A White House statement Monday marking Patriot Day used the phrase "radical Islamic terrorists," and not al-Qaeda to refer to the hijackers.
By the time Trump took the stage in Shanksville, however, he already had appeared to undermine the solemnity of the day. Trump began Tuesday morning by raging against his Justice Department in a series of tweets. Later, on the way to Pennsylvania, the president gave photographers a thumbs up outside Air Force One, and upon landing, he pumped both fists at his cadre of greeters.
Trump has a complicated history with the 9/11 attacks. On the day of the actual attacks, he was asked by a local TV station about a building he owned at 40 Wall Street. Instead of reflecting upon the loss of life just hours earlier, Trump falsely claimed that with the World Trade Center having collapsed, his own building was now "the tallest" in the city.
In fact, a nearby building on Pine Street was 25 feet taller. Trump described how, according to his staff near the World Trade Center, "Wall Street is littered with two feet of stone and brick and mortar and steel."

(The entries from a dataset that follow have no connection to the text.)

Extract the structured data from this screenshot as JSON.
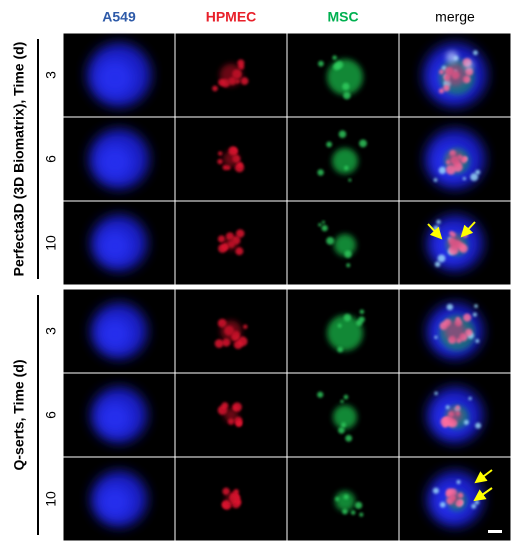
{
  "columns": [
    "A549",
    "HPMEC",
    "MSC",
    "merge"
  ],
  "groups": [
    {
      "label": "Perfecta3D (3D Biomatrix), Time (d)",
      "rows": [
        "3",
        "6",
        "10"
      ]
    },
    {
      "label": "Q-serts, Time (d)",
      "rows": [
        "3",
        "6",
        "10"
      ]
    }
  ]
}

Trump has also used the 9/11 attacks to stoke unfounded fear of Muslims. During Trump's 2016 presidential campaign, he also falsely claimed to have seen video of Muslims in New Jersey celebrating the collapse of the towers.
"There were people that were cheering on the other side of New Jersey, where you have large Arab populations," Trump said on ABC's "This Week" in late 2015. "They were cheering as the World Trade Center came down. I know it might be not politically correct for you to talk about it, but there were people cheering as that building came down — as those buildings came down," Trump said.